Nia Teacher and Trainer.

There are so many ways Nia has touched my life.

Physically I have used Nia to self-heal from all the

overuse injuries I had acquired in my former life. The

repetitive movements of step aerobics and running

had eroded the cartilage in my knees. My feet, my low

back, my upper spine, my neck, and my shoulders

were all seized with tension from pushing so hard with

my body, always striving toward a particular heart rate

or a particular weight. As a professional in the field of

fitness, I was particularly prone to overdoing exercise.

With Nia, I have healed many parts of me and I am

continuing to experience healing.

Mentally, Nia has helped me recognize the power of my

mind. The Nia practice of noticing how I speak to my

body was the first step. Learning to listen to my thoughts

was the second. This mental clarity is directly responsible

for the life I lead now as a Nia Teacher and Trainer.

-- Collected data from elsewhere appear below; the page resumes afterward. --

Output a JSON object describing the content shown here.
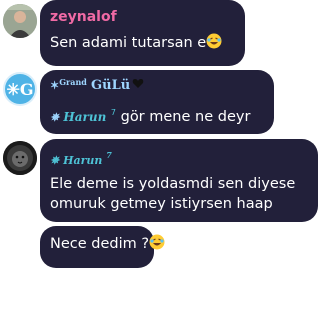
{
  "messages": [
    {
      "sender": "zeynalof",
      "text": "Sen adami tutarsan e"
    },
    {
      "sender_prefix": "Grand",
      "sender": "GüLü",
      "mention": "Harun",
      "mention_sup": "7",
      "text": " gör mene ne deyr"
    },
    {
      "sender": "Harun",
      "sender_sup": "7",
      "line1": "Ele deme is yoldasmdi sen diyese",
      "line2": "omuruk getmey istiyrsen haap"
    },
    {
      "text": "Nece dedim ?"
    }
  ],
  "avatars": [
    {
      "icon": "profile-photo"
    },
    {
      "text": "✳G"
    },
    {
      "icon": "lion-avatar"
    }
  ],
  "colors": {
    "bubble": "#22203a",
    "name_pink": "#f06aa5",
    "accent_cyan": "#4ec3d6",
    "light_blue": "#9fd6ff"
  }
}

Emotionally I am more varied since beginning my

practice of Nia. The monotonous feeling of sadness that

I had when I began Nia has evaporated and has been

replaced with a rich emotional life. The practice of

FreeDance and the integration of sound and gesture in

Nia classes helped me expand my emotional expression.

I notice and trust my feelings now.

The practice of FreeDance and the integration of sound and gesture in Nia classes helped

me expand my emotional expression. I notice and trust my feelings now.

Spiritually, I now have an even deeper appreciation for this

life I have because of my Nia practice. I am continually

curious about the next unfolding and have been able to

exterminate the fear that kept me from acting before. Nia

taught me to trust my courage and Dance Through Life!

Most importantly, Nia has made it possible for me to

make a difference to the world. I have the great privilege

to work and play with many, many Nia Teachers and

students. Just as Deborah Kern opened the door to Nia

for me, I now open the door to Nia for many students

and trainees. As a Nia Trainer, I witness time after time

the power of the 13 Principles of the White Belt to heal

and empower body, mind, emotions, and spirit. I watch

people come awake as I did in my White Belt. I witness

and support people in their own dreams of being dancers

and helping the world. My reward is to see the Joy, the

insights, and the community that builds as the spirit of

Nia moves through me and out to others. And I have

reclaimed my dream: I am a dancer – and will be for life!